This morning I came across a new (well, for me) writing app called ‘The Most Dangerous Writing App’– and it takes its name quite literally. To put it simply, you set the amount of time you want to write for and if you stop typing before time is up… everything gets deleted. It’s a web based app that you can use with any type of browser, making it very accessible from wherever you are.


At first I was horrified. How about if you pen the start to the next Pulitzer Prize novel and then you stop for just a second to take a sip of coffee and it’s GONE?! After my initial freak out of far fetched dreams, I shifted back to reality. The purpose of this app isn’t to write an amazing piece of literature, it’s to exercise and train your writing brain. Many writers struggle with finding chunks of time in their day to sit down and write. This app trains you to sit down and follow through on your commitment. If you struggle to write for more than than a half hour, set the timer for 45 minutes. Write about absolutely anything. Your day, your weekend plans, or that crazy dream you had last night. Anything- just don’t stop. Soon enough, writing for a half hour will feel easy and you can slowly work your way up writing for hours without much thought to it.

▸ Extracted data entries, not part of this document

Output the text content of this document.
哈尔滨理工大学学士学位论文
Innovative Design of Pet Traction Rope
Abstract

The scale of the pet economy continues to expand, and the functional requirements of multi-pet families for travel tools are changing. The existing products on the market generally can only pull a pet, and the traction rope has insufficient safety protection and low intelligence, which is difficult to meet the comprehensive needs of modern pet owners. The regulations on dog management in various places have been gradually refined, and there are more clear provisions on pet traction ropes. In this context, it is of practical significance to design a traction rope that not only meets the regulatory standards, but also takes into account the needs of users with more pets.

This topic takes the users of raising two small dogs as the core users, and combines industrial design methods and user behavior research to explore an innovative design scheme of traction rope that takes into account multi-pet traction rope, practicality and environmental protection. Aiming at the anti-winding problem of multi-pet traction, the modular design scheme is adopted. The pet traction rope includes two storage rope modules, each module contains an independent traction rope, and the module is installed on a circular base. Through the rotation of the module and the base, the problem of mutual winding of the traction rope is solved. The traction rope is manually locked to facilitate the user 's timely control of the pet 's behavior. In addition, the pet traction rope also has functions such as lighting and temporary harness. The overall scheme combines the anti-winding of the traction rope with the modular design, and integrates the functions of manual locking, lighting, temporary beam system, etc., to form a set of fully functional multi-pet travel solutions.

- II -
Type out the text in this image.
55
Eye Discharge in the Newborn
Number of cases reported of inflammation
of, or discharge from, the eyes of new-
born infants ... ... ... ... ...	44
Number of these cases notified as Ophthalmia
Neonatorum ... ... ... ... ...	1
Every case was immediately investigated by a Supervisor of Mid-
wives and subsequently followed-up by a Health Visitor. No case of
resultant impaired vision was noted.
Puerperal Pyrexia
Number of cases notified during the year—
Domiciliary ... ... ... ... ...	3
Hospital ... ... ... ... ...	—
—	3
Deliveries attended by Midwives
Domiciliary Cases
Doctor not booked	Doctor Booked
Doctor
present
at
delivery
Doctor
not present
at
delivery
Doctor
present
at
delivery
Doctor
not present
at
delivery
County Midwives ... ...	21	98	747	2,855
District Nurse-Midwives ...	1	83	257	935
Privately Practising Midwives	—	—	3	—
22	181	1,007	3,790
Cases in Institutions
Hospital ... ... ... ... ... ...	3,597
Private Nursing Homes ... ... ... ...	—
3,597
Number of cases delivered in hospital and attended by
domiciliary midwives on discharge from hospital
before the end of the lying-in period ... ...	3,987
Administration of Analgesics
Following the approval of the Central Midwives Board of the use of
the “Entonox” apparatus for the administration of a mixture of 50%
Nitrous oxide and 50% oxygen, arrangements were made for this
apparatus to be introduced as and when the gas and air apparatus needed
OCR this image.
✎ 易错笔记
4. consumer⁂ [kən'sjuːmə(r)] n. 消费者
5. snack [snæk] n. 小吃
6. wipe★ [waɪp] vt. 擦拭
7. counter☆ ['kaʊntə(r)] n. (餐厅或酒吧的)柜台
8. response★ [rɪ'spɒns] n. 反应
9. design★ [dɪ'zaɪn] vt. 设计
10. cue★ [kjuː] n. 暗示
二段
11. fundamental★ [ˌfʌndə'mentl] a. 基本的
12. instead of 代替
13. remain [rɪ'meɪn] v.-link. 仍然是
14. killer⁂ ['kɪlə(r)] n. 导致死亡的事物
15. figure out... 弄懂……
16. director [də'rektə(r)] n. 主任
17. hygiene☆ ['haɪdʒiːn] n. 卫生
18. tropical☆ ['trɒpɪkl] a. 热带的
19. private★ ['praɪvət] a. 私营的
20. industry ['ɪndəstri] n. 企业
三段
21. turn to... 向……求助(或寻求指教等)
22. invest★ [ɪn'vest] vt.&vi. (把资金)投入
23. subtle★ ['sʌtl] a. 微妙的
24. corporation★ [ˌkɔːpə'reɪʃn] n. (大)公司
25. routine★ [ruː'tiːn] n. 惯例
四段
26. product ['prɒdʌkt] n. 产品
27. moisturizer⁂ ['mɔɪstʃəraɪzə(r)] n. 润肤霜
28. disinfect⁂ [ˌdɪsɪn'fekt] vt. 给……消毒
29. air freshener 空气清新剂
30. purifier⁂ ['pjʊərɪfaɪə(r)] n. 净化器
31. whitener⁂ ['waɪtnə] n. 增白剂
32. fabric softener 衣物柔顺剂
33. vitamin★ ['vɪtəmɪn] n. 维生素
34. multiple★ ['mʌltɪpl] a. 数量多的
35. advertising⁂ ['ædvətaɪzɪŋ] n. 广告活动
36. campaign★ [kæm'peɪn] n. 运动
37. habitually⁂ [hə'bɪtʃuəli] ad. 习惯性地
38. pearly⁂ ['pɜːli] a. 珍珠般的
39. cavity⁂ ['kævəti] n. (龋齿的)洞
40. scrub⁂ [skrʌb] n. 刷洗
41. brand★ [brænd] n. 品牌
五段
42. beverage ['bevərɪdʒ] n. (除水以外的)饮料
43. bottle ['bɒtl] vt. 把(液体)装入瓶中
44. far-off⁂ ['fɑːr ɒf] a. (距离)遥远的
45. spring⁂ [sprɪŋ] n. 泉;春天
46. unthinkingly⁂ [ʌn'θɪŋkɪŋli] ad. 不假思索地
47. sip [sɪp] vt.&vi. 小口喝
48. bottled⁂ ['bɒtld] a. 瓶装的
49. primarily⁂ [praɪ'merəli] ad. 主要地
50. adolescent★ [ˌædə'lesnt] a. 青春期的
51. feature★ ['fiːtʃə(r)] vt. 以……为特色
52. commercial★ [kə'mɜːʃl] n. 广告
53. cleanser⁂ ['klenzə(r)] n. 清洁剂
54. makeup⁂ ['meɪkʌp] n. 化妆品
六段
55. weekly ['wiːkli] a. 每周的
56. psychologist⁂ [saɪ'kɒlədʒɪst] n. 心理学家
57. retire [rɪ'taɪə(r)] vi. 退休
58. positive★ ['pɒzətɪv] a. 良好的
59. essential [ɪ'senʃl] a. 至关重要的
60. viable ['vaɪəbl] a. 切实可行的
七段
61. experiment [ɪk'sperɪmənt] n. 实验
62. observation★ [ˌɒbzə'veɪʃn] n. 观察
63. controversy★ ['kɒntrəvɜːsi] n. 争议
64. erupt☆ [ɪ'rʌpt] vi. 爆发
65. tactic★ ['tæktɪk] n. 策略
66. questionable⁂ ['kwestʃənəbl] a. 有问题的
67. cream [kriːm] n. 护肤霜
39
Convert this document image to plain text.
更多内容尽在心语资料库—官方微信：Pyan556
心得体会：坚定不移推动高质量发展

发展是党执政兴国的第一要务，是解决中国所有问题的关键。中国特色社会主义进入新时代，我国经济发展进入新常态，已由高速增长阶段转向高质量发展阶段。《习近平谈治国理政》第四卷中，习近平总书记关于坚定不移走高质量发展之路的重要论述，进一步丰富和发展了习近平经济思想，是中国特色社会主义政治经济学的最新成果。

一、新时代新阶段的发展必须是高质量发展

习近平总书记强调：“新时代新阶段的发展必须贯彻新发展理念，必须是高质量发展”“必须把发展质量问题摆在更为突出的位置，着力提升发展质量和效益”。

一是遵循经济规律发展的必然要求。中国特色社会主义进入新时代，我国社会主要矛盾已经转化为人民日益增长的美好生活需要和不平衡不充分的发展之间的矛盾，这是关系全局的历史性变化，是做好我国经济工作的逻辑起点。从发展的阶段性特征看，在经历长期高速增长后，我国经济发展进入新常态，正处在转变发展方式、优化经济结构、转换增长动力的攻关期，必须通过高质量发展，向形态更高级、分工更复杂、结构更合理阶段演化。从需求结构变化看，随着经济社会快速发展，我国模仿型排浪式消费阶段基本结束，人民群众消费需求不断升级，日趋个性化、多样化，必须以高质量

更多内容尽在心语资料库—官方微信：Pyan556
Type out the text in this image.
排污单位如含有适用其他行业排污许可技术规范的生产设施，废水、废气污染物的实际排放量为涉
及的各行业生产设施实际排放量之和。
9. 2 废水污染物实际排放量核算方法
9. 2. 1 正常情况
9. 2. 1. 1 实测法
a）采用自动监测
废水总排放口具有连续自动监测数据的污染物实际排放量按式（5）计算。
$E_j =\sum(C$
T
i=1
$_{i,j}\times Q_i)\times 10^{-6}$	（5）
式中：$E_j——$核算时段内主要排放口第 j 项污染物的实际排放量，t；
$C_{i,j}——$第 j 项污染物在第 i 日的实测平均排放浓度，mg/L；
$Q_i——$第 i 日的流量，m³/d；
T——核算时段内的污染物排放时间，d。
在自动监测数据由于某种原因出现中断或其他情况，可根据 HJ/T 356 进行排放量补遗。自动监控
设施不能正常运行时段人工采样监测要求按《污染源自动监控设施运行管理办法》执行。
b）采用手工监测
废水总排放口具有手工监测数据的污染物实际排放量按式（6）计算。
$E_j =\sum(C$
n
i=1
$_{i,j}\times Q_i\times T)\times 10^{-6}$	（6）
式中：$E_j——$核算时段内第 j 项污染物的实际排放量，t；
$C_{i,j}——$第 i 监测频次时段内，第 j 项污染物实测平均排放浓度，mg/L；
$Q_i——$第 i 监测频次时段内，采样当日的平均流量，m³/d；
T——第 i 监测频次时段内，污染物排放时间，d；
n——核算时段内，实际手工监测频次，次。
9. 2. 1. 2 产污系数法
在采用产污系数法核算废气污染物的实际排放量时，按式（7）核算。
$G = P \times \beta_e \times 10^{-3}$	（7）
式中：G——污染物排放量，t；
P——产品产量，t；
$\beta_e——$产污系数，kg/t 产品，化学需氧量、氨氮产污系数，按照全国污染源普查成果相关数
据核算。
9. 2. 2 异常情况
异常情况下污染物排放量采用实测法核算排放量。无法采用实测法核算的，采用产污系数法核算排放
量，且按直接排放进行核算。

Another great benefit of the app is that it doesn’t allow for perfectionism. You have absolutely no time to go back and read what you just wrote or fix your grammar errors. If you do… well, you know- your work will be deleted. It trains our brain to be alright with getting all our thoughts out on paper without thinking about how it’s  actually sounding or what golden writing rule we just broke. Writers need to get more comfortable with the idea of a crappy first draft because to be honest, most are. It’s really hard to fully edit or tweak unfinished work. You need to have the structure of your story, the bare details, and the arc of where you are hoping to take your book laid out before you can really get down to writing. That’s hard to do if you are continually obsessing over the same paragraph. Do yourself a favor and forget about it. Continue writing and come back to it after. You will have a much clearer idea of what your purpose is and making corrections won’t seem as daunting.

Trying out this app will definitely be scary the first couple times, but I truly think only good things will come from it. As long as you don’t use it to write that book or essay you are on a strict deadline for.

Write on.

The Magical 7

A lot of the writing advice that I give on this blog can become monotonous at times. There’s only so many different ways I can tell you to edit your work, read more books, and just keep writing no matter what. I love when I come across different ways to present the same information to you. Because the truth of the matter is, this ‘stuff’ is really important. You can never be told enough times to edit your book one time or read one more book to understand your genre better. If something I told you didn’t stick the first time, maybe it will stick this time.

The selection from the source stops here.